While the media tend to speak of Roma as a problem, FUTUROMA offers a narrative of belonging, achievements, beauty and talent. Timea Junghaus, executive director of the ERIAC and acting as commissioner for the exhibition further adds that:
“Roma presence at the Biennale unveils the pedagogy of how inspiring, fertile and transformative it is to think beyond national representations. The Roma exhibition demonstrates how to create a space for trans-national alliances.”

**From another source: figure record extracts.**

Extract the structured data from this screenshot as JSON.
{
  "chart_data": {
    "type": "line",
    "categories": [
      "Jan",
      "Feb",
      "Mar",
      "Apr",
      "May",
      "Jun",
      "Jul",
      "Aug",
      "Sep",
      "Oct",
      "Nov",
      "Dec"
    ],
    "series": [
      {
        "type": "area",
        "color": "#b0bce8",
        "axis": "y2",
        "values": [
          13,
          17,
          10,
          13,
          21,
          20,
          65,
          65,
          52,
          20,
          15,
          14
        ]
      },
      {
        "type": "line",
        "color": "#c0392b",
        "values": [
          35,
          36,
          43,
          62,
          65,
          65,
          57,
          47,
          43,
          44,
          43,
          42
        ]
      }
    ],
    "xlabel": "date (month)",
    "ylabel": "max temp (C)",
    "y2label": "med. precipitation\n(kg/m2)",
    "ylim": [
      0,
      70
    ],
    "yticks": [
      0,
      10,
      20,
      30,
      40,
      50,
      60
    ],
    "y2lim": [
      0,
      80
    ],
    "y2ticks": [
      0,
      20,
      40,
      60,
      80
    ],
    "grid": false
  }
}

FUTUROMA brings to the attention of the European audiences the centuries-long Roma knowledge, traditions and crafts in their modern version using the language of contemporary art, in order to lobby for permanent inclusion of Roma artists in national and international contemporary art scenes. Patrick Gaspard, president of the Open Society Foundation which is a long-time supporter of the Roma in Europe and is one of the founding member of ERIAC, made this point by saying:
“The Roma exhibit, because of the lack of geographic anchoring is on the margin of the Biennale. It is not to suggest this is not a day for celebration, a day for uplift – it is all of that. But I want us not to lose the perspective of the advocacy of ERIAC – to not be on the periphery but be centered in the Biennale and to be centered in those cultural institutions.”
Officially inaugurated on May 10th, FUTUROMA can be visited until November 24th in Venice, (Fondamenta Zattere Allo Spirito Santo, 417).